7 Questions You Should Ask before Getting a Tattoo

7 Questions You Should Ask before Getting a Tattoo

Tattoos are more popular than ever. Currently one in five U.S. adults has at least one tattoo (21percent) which is up from the 16 percent and 14 percent who reported having a tattoo in 2003 and 2008, respectively, by the Harris Poll. Entertainers, professional athletes, and even a 2009 version of Barbie, have multiple, and very visible, tattoos. With such prevalence and rising interest, Christians rightfully ask what the Bible says about tattoos.

The short answer is...nothing. At least nothing definitive. The Bible makes no specific reference to tattoos as we understand them in modern times. Some Christians condemn all tattooing as immoral because God clearly forbids them in Leviticus 19:28. Since the word tattoo does appear in this verse in some popular English translations, this argument seems straightforward. For example, the NIV reads, “Do not cut your bodies for the dead or put tattoo marks on yourselves. I am the Lord.”

Other Christians say this passage no longer applies to us because it is Old Testament law, and not for Christians. If you go online to try to answer the tattoo question, you’ll see both approaches and contradictory conclusions. Both of these approaches, however, are misleading because, as we will see, the answer to the tattoo question is that the Bible has nothing clear to say about the practice of injecting ink under the skin to form permanent pictures, patterns or messages—a.k.a. tattooing.
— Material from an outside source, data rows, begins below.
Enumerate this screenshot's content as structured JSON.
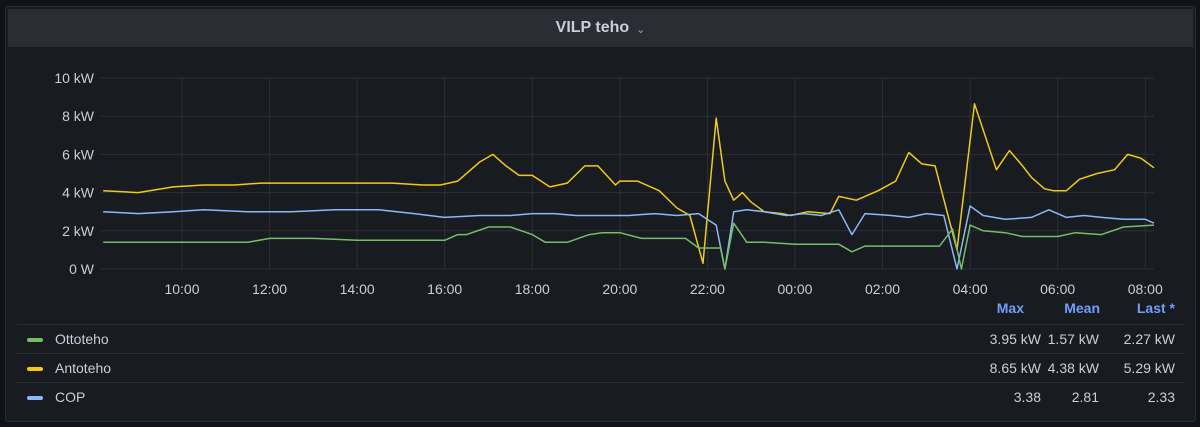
{
  "panel": {
    "title": "VILP teho"
  },
  "legend": {
    "columns": [
      "Max",
      "Mean",
      "Last *"
    ],
    "rows": [
      {
        "name": "Ottoteho",
        "color": "#73bf69",
        "max": "3.95 kW",
        "mean": "1.57 kW",
        "last": "2.27 kW"
      },
      {
        "name": "Antoteho",
        "color": "#f2cc0c",
        "max": "8.65 kW",
        "mean": "4.38 kW",
        "last": "5.29 kW"
      },
      {
        "name": "COP",
        "color": "#8ab8ff",
        "max": "3.38",
        "mean": "2.81",
        "last": "2.33"
      }
    ]
  },
  "chart_data": {
    "type": "line",
    "y_ticks": [
      "0 W",
      "2 kW",
      "4 kW",
      "6 kW",
      "8 kW",
      "10 kW"
    ],
    "ylim": [
      0,
      10
    ],
    "x_ticks": [
      "10:00",
      "12:00",
      "14:00",
      "16:00",
      "18:00",
      "20:00",
      "22:00",
      "00:00",
      "02:00",
      "04:00",
      "06:00",
      "08:00"
    ],
    "xlim_hours": [
      8.15,
      32.2
    ],
    "grid": true,
    "series": [
      {
        "name": "Antoteho",
        "color": "#f2cc0c",
        "x": [
          8.2,
          9.0,
          9.8,
          10.5,
          11.2,
          11.8,
          12.5,
          13.3,
          14.0,
          14.8,
          15.5,
          15.9,
          16.3,
          16.8,
          17.1,
          17.4,
          17.7,
          18.0,
          18.4,
          18.8,
          19.2,
          19.5,
          19.9,
          20.0,
          20.4,
          20.9,
          21.3,
          21.6,
          21.9,
          22.2,
          22.4,
          22.6,
          22.8,
          23.0,
          23.3,
          23.7,
          23.9,
          24.3,
          24.8,
          25.0,
          25.4,
          25.9,
          26.3,
          26.6,
          26.9,
          27.2,
          27.7,
          28.1,
          28.6,
          28.9,
          29.2,
          29.4,
          29.7,
          29.9,
          30.2,
          30.5,
          30.9,
          31.3,
          31.6,
          31.9,
          32.2
        ],
        "y": [
          4.1,
          4.0,
          4.3,
          4.4,
          4.4,
          4.5,
          4.5,
          4.5,
          4.5,
          4.5,
          4.4,
          4.4,
          4.6,
          5.6,
          6.0,
          5.4,
          4.9,
          4.9,
          4.3,
          4.5,
          5.4,
          5.4,
          4.4,
          4.6,
          4.6,
          4.1,
          3.2,
          2.8,
          0.3,
          7.9,
          4.6,
          3.6,
          4.0,
          3.5,
          3.0,
          2.9,
          2.8,
          3.0,
          2.9,
          3.8,
          3.6,
          4.1,
          4.6,
          6.1,
          5.5,
          5.4,
          1.0,
          8.65,
          5.2,
          6.2,
          5.4,
          4.8,
          4.2,
          4.1,
          4.1,
          4.7,
          5.0,
          5.2,
          6.0,
          5.8,
          5.3
        ]
      },
      {
        "name": "COP",
        "color": "#8ab8ff",
        "x": [
          8.2,
          9.0,
          9.8,
          10.5,
          11.5,
          12.5,
          13.5,
          14.5,
          15.3,
          16.0,
          16.8,
          17.5,
          18.0,
          18.5,
          19.0,
          19.6,
          20.2,
          20.8,
          21.3,
          21.8,
          22.2,
          22.4,
          22.6,
          22.9,
          23.3,
          23.8,
          24.2,
          24.6,
          25.0,
          25.3,
          25.6,
          26.2,
          26.6,
          27.0,
          27.4,
          27.7,
          28.0,
          28.3,
          28.8,
          29.4,
          29.8,
          30.2,
          30.6,
          31.0,
          31.5,
          32.0,
          32.2
        ],
        "y": [
          3.0,
          2.9,
          3.0,
          3.1,
          3.0,
          3.0,
          3.1,
          3.1,
          2.9,
          2.7,
          2.8,
          2.8,
          2.9,
          2.9,
          2.8,
          2.8,
          2.8,
          2.9,
          2.8,
          2.9,
          2.3,
          0.0,
          3.0,
          3.1,
          3.0,
          2.8,
          2.9,
          2.8,
          3.1,
          1.8,
          2.9,
          2.8,
          2.7,
          2.9,
          2.8,
          0.0,
          3.3,
          2.8,
          2.6,
          2.7,
          3.1,
          2.7,
          2.8,
          2.7,
          2.6,
          2.6,
          2.4
        ]
      },
      {
        "name": "Ottoteho",
        "color": "#73bf69",
        "x": [
          8.2,
          9.0,
          10.0,
          11.5,
          12.0,
          12.5,
          13.0,
          14.0,
          15.0,
          15.5,
          16.0,
          16.3,
          16.5,
          17.0,
          17.5,
          18.0,
          18.3,
          18.8,
          19.3,
          19.6,
          20.0,
          20.5,
          21.0,
          21.5,
          21.8,
          22.0,
          22.3,
          22.4,
          22.6,
          22.9,
          23.3,
          24.0,
          24.5,
          25.0,
          25.3,
          25.6,
          26.0,
          26.5,
          27.0,
          27.3,
          27.6,
          27.8,
          28.0,
          28.3,
          28.8,
          29.2,
          29.5,
          30.0,
          30.4,
          31.0,
          31.5,
          32.2
        ],
        "y": [
          1.4,
          1.4,
          1.4,
          1.4,
          1.6,
          1.6,
          1.6,
          1.5,
          1.5,
          1.5,
          1.5,
          1.8,
          1.8,
          2.2,
          2.2,
          1.8,
          1.4,
          1.4,
          1.8,
          1.9,
          1.9,
          1.6,
          1.6,
          1.6,
          1.1,
          1.1,
          1.1,
          0.0,
          2.4,
          1.4,
          1.4,
          1.3,
          1.3,
          1.3,
          0.9,
          1.2,
          1.2,
          1.2,
          1.2,
          1.2,
          2.1,
          0.0,
          2.3,
          2.0,
          1.9,
          1.7,
          1.7,
          1.7,
          1.9,
          1.8,
          2.2,
          2.3
        ]
      }
    ]
  }
}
What does the Bible say about tattoos?

Some Christians condemn all tattooing as immoral because God clearly forbids them in Leviticus 19:28. In Canaan, evidence indicates that instead of marking the body with ink, more extreme scarification measures, like branding, slashing or gashing the skin were used. Archeology, backed by biblical texts, indicates the Canaanites would customarily slash their bodies for ritualistic purposes (1 Kings 18:28), especially to mourn their dead and honor their gods. Leviticus 19:28 seems to imply this when it says, “you will not make cuttings in your flesh, for the dead, nor print marks on you.” In light of this information from Egypt and Canaan, it would seem God was forbidding scarification, not tattooing as we know it.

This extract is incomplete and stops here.